A traditional Italian antipasto, or appetizer, Caprese is traditionally a salad consisting of fresh tomatoes, buffalo mozzarella, fresh basil, olive oil, salt and pepper. I’ve also seen variations with fruits like peaches or strawberries added, which sounds absolutely delicious. We have turned this winning combination into a variety of dishes, like Caprese Pasta Salad and One Pan Caprese Pasta.
How to Make Baked Caprese Chicken
I figured those flavors would go great with a balsamic marinated piece of baked chicken and I was right!
- First I poured some balsamic vinegar, olive oil, and some salt in pepper in a gallon bag with the chicken breasts just to give the chicken a little more flavor. About 30 minutes in the marinade is perfect, but you can get away with just 15 minutes if you’re strapped for time.
- Between the marinade and baking the chicken, it comes out so tender and juicy. Make sure that the internal temperature reaches 165° before you add the mozzarella and tomatoes on top though. It should take around 25-30 minutes in the oven at 400 degrees. If you add the mozzarella too soon, it melts straight to the pan which is just a party foul for everyone involved.
- The great part about this recipe is that you can eat it by itself, on a salad, in a wrap, or with some pasta on the side! I opted for some angel hair on the side because, well, it’s pasta. The chicken ends up so juicy that you don’t even need a sauce for the pasta for it to still go well together. However you could toss the pasta with some olive oil or butter and a splash of balsamic vinegar.
- This recipe calls for a balsamic glaze if you have it.

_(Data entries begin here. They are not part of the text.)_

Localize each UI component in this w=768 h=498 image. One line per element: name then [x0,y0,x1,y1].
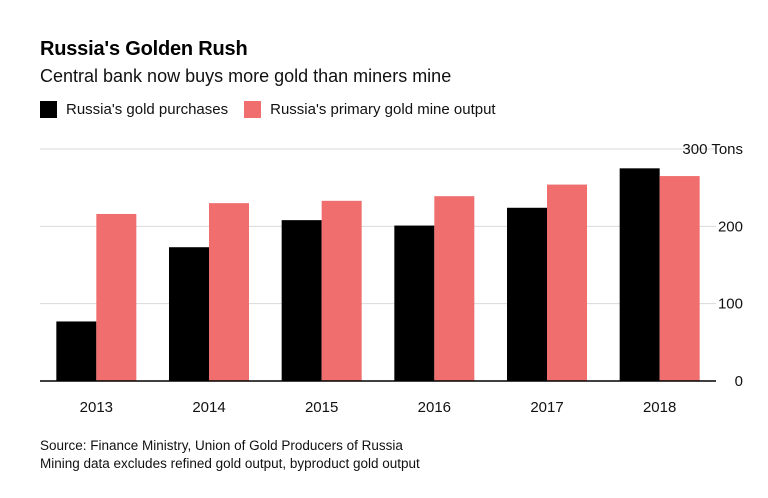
y-tick-label-300: 300 Tons [682,141,743,158]
legend: Russia's gold purchases Russia's primary… [40,101,512,118]
methodology-note: Mining data excludes refined gold output… [40,456,420,471]
bar-purchases-2013 [56,321,97,381]
legend-label-mine-output: Russia's primary gold mine output [270,101,496,118]
y-tick-label-200: 200 [718,218,743,235]
bar-purchases-2018 [619,168,660,381]
x-tick-label-2015: 2015 [305,399,338,416]
bar-purchases-2016 [394,225,435,381]
y-tick-label-0: 0 [735,373,743,390]
bar-purchases-2014 [169,247,209,381]
source-note: Source: Finance Ministry, Union of Gold … [40,437,420,473]
source-line: Source: Finance Ministry, Union of Gold … [40,438,403,453]
bar-mine-output-2018 [659,176,700,381]
y-tick-label-100: 100 [718,296,743,313]
chart-subtitle: Central bank now buys more gold than min… [40,66,452,86]
bar-purchases-2017 [507,207,547,381]
legend-item-mine-output: Russia's primary gold mine output [244,101,496,118]
legend-swatch-mine-output [244,101,262,118]
legend-item-purchases: Russia's gold purchases [40,101,228,118]
legend-label-purchases: Russia's gold purchases [66,101,229,118]
bar-mine-output-2013 [96,213,137,381]
x-tick-label-2014: 2014 [192,399,225,416]
bar-purchases-2015 [281,220,322,381]
x-tick-label-2017: 2017 [530,399,563,416]
chart-title: Russia's Golden Rush [40,38,248,60]
bar-mine-output-2014 [209,203,249,381]
bar-mine-output-2017 [547,184,587,381]
bar-mine-output-2016 [434,196,475,381]
x-tick-label-2016: 2016 [418,399,451,416]
x-tick-label-2013: 2013 [80,399,113,416]
x-tick-label-2018: 2018 [643,399,676,416]
legend-swatch-purchases [40,101,57,118]
bar-mine-output-2015 [321,200,362,381]
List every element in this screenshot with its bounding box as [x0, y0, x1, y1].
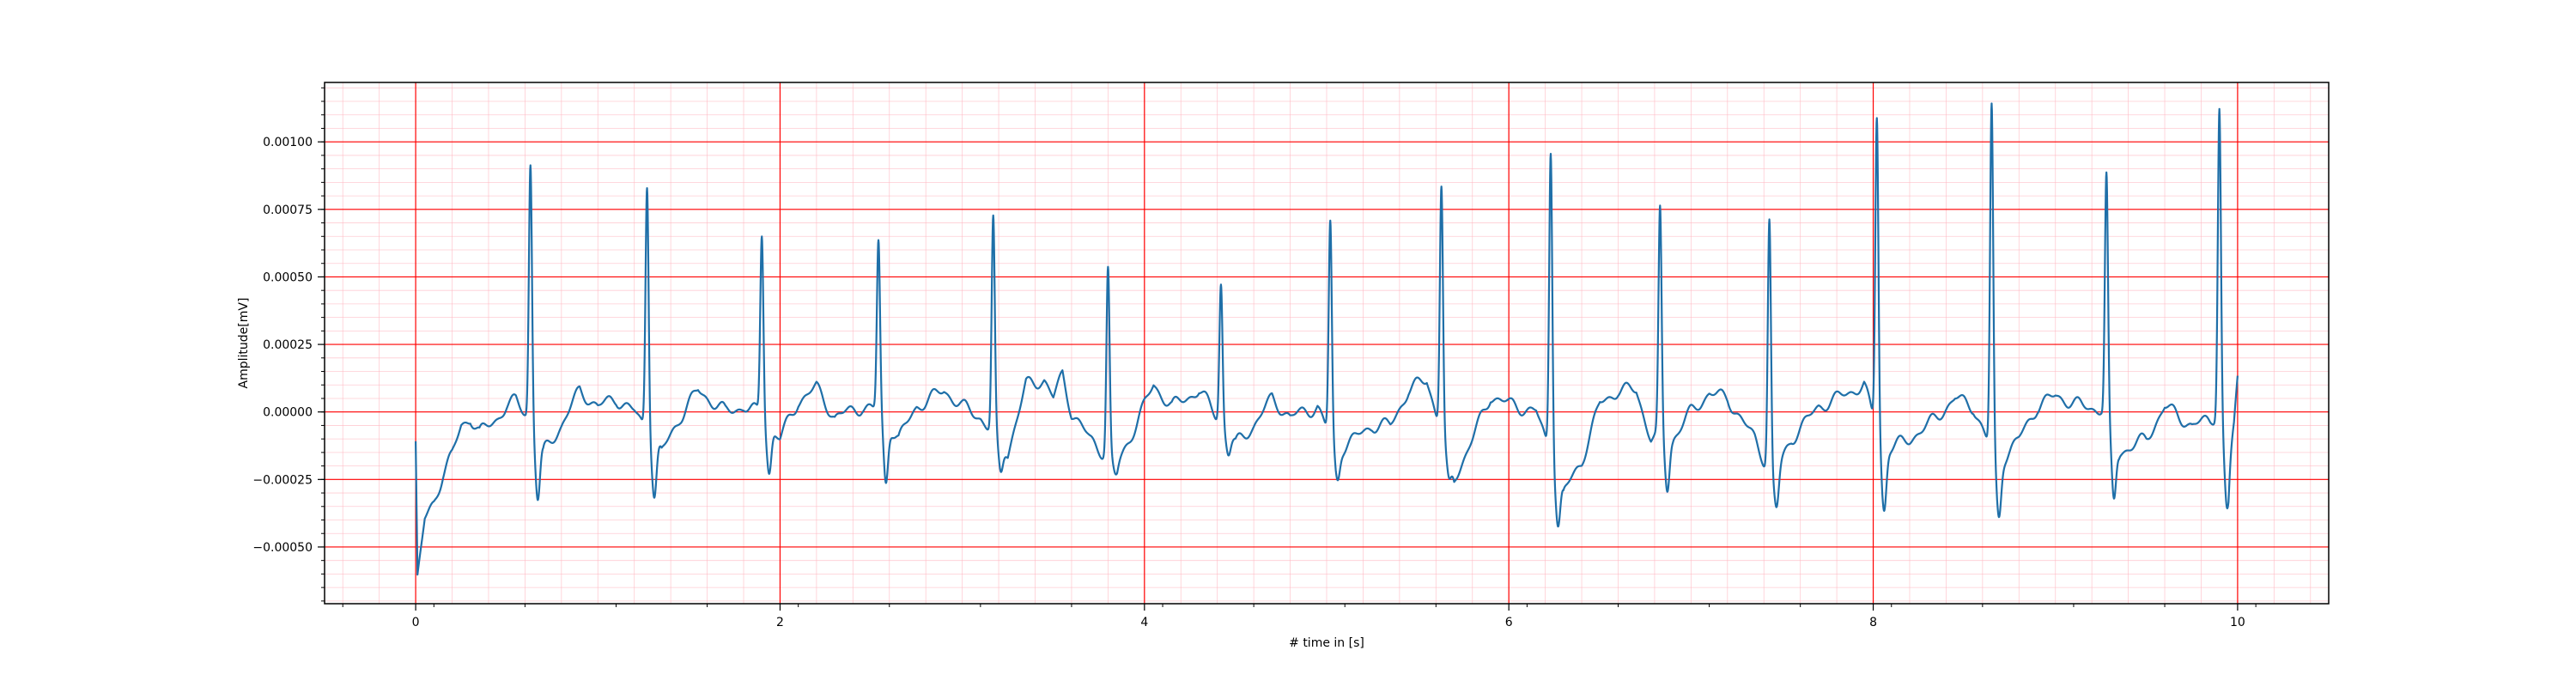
minor-grid: [325, 82, 2329, 604]
y-tick-label: −0.00050: [252, 541, 313, 555]
x-tick-label: 4: [1140, 616, 1148, 629]
y-tick-label: −0.00025: [252, 473, 313, 487]
s-trough-point: [884, 479, 889, 484]
series-layer: [414, 102, 2239, 576]
ecg-trace-line: [414, 102, 2239, 576]
y-axis-ticks: −0.00050 −0.00025 0.00000 0.00025 0.00050 0.0…: [252, 87, 325, 602]
x-tick-label: 8: [1869, 616, 1877, 629]
r-peak-point: [1874, 112, 1880, 118]
y-tick-label: 0.00100: [263, 136, 313, 149]
r-peak-point: [1105, 266, 1110, 271]
y-tick-label: 0.00025: [263, 338, 313, 352]
s-trough-point: [1335, 477, 1340, 482]
s-trough-point: [1996, 514, 2002, 520]
s-trough-point: [1225, 450, 1230, 455]
x-tick-label: 2: [776, 616, 784, 629]
r-peak-point: [991, 217, 996, 222]
y-axis-label: Amplitude[mV]: [237, 298, 251, 389]
r-peak-point: [528, 161, 533, 166]
r-peak-point: [1218, 280, 1224, 285]
s-trough-point: [2111, 498, 2117, 503]
y-tick-label: 0.00000: [263, 406, 313, 420]
r-peak-point: [759, 231, 764, 236]
r-peak-point: [2104, 174, 2109, 179]
x-tick-label: 0: [412, 616, 420, 629]
s-trough-point: [1665, 485, 1670, 490]
s-trough-point: [1555, 523, 1560, 528]
s-trough-point: [2224, 507, 2229, 512]
s-trough-point: [1881, 507, 1886, 512]
r-peak-point: [2217, 104, 2222, 109]
x-tick-label: 10: [2230, 616, 2245, 629]
r-peak-point: [876, 240, 881, 245]
x-tick-label: 6: [1505, 616, 1513, 629]
r-peak-point: [1989, 104, 1994, 109]
s-trough-point: [767, 469, 772, 474]
s-trough-point: [652, 493, 657, 498]
r-peak-point: [1767, 217, 1772, 222]
r-peak-point: [1327, 221, 1333, 226]
r-peak-point: [645, 179, 650, 185]
y-tick-label: 0.00050: [263, 271, 313, 284]
x-axis-label: # time in [s]: [1289, 636, 1364, 650]
s-trough-point: [1113, 474, 1118, 479]
y-tick-label: 0.00075: [263, 204, 313, 217]
plot-frame: [324, 82, 2330, 605]
r-peak-point: [1548, 144, 1553, 149]
s-trough-point: [1446, 483, 1451, 488]
s-trough-point: [998, 471, 1003, 477]
x-axis-ticks: 0 2 4 6 8 10: [342, 604, 2257, 629]
s-trough-point: [535, 495, 540, 501]
r-peak-point: [1657, 210, 1662, 215]
s-trough-point: [1774, 507, 1779, 512]
r-peak-point: [1439, 183, 1444, 188]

I’ve started to use that to save time instead of having to reduce balsamic vinegar every time you want to use it. If you want to learn how to make it, read through this Rustic Pizza with Goat Cheese and Balsamic Reduction recipe. (Also, make the recipe. So, so good).
As mentioned above, Baked Chicken Caprese will go amazing with a side of pasta. I like angel hair but any pasta will do, from rotini or rigatoni to fettuccine. Add a big green salad and some garlic bread and you are good to go.

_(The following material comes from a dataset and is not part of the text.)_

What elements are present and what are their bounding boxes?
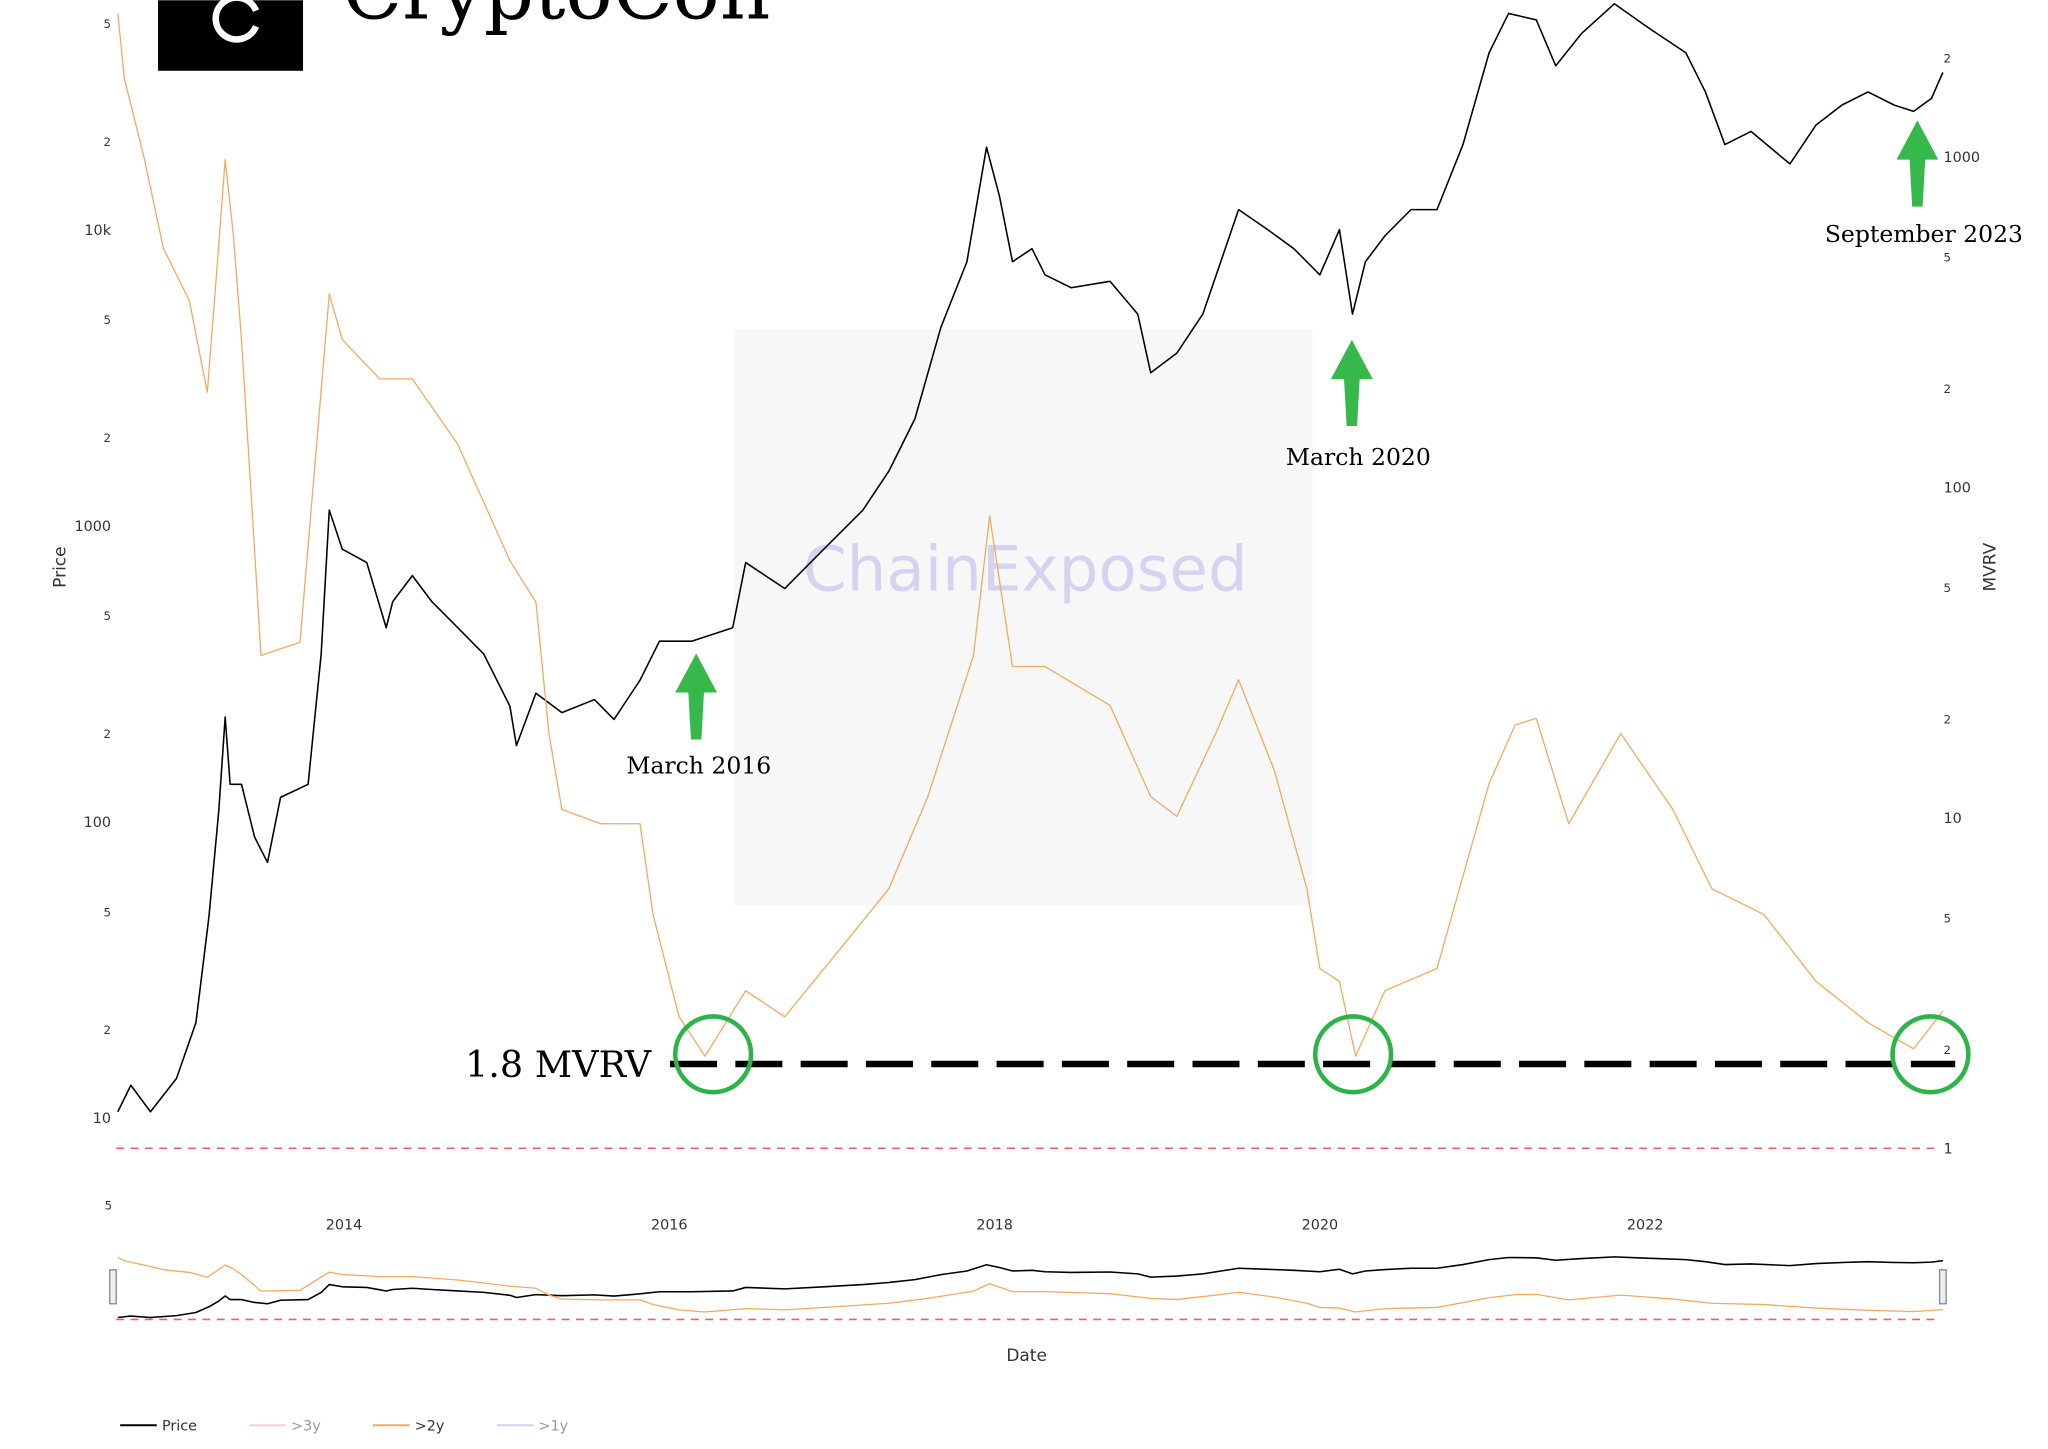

I mean, come on you guys. Who can resist those mozzarella cheese strings?!
What to do with leftovers
Keep leftover chicken caprese in the fridge in an airtight container. It should stay fresh 3-4 days. You can reheat it in the microwave although I’d recommend 50% power to keep the chicken from drying out and the cheese from getting hard. Freezing is not recommended as the tomatoes would get pretty watery.

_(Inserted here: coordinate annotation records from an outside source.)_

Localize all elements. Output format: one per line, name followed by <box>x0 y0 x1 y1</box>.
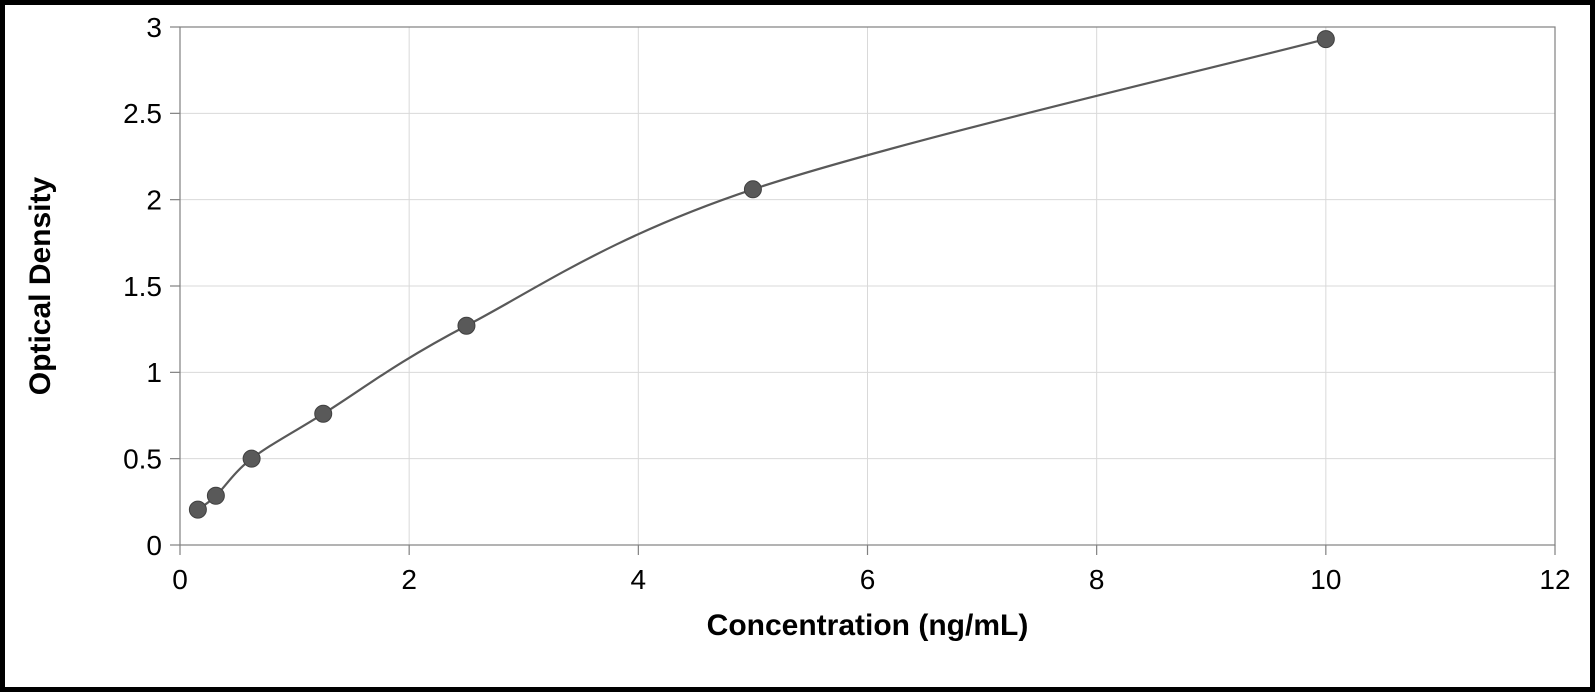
data-point <box>189 501 206 518</box>
x-tick-label: 8 <box>1089 564 1105 595</box>
chart-background <box>5 5 1590 687</box>
data-point <box>207 487 224 504</box>
x-tick-label: 2 <box>401 564 417 595</box>
data-point <box>458 317 475 334</box>
x-tick-label: 6 <box>860 564 876 595</box>
y-tick-label: 3 <box>146 12 162 43</box>
x-tick-label: 4 <box>631 564 647 595</box>
x-axis-label: Concentration (ng/mL) <box>707 609 1029 642</box>
data-point <box>1317 31 1334 48</box>
data-point <box>744 181 761 198</box>
y-tick-label: 2.5 <box>123 98 162 129</box>
y-tick-label: 0 <box>146 530 162 561</box>
y-tick-label: 1 <box>146 357 162 388</box>
x-tick-label: 12 <box>1539 564 1570 595</box>
data-point <box>315 405 332 422</box>
y-tick-label: 0.5 <box>123 443 162 474</box>
y-tick-label: 1.5 <box>123 271 162 302</box>
x-tick-label: 0 <box>172 564 188 595</box>
chart-outer-frame: 0 2 4 6 8 10 12 0 0.5 1 1.5 2 2.5 3 Concentration (ng/… <box>0 0 1595 692</box>
x-tick-label: 10 <box>1310 564 1341 595</box>
data-point <box>243 450 260 467</box>
y-axis-label: Optical Density <box>24 176 57 395</box>
y-tick-label: 2 <box>146 184 162 215</box>
chart-container: 0 2 4 6 8 10 12 0 0.5 1 1.5 2 2.5 3 Concentration (ng/… <box>5 5 1590 687</box>
chart-svg: 0 2 4 6 8 10 12 0 0.5 1 1.5 2 2.5 3 Concentration (ng/… <box>5 5 1590 687</box>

For more delicious chicken dinner ideas, try these:
- Baked Chicken Breasts
- Shredded Chicken Parmesan Sandwiches
- Bake Coconut Chicken Tenders
- Crispy Baked Chicken Wings
- Pan Roasted Chicken Thighs
Baked Caprese Chicken
- 1/2 cup balsamic vinegar
- 1 tablespoon olive oil
- 1 teaspoon salt
- 1/2 teaspoon pepper
- 2 pounds boneless, skinless chicken breast 4 small breasts
- 4 ounces mozzarella cheese 4 slices
- 1 tomato sliced
- salt and pepper to taste
- garlic powder to taste
- handful of basil julienned
- balsamic reduction to serve
- angel hair pasta to serve
- Preheat oven to 400°F.
- Mix together balsamic vinegar, olive oil, salt and pepper. Put chicken in a large gallon bag and add marinade to it. Let sit in refrigerator for 30 minutes.
- Lightly oil a cookie sheet or line with foil. Place chicken breasts on cookie sheet and cook for 20-25 minutes or until internal temperature reaches 165°.
- Put a slice of mozzarella and slice of tomato on top of each chicken breast. Add salt, pepper, and garlic powder to taste to each piece. Cook an additional 5 minutes or until cheese is melted.
- While chicken is cooking , bring large pot of water to a boil. Add in angel hair pasta, cook 5 minutes. Drain and set aside. Drizzle with a little bit of olive oil to prevent sticking.
- Remove from cookie sheet and top with fresh basil and balsamic reduction. Serve with angel hair pasta. Garnish with fresh cracked black pepper and fresh basil.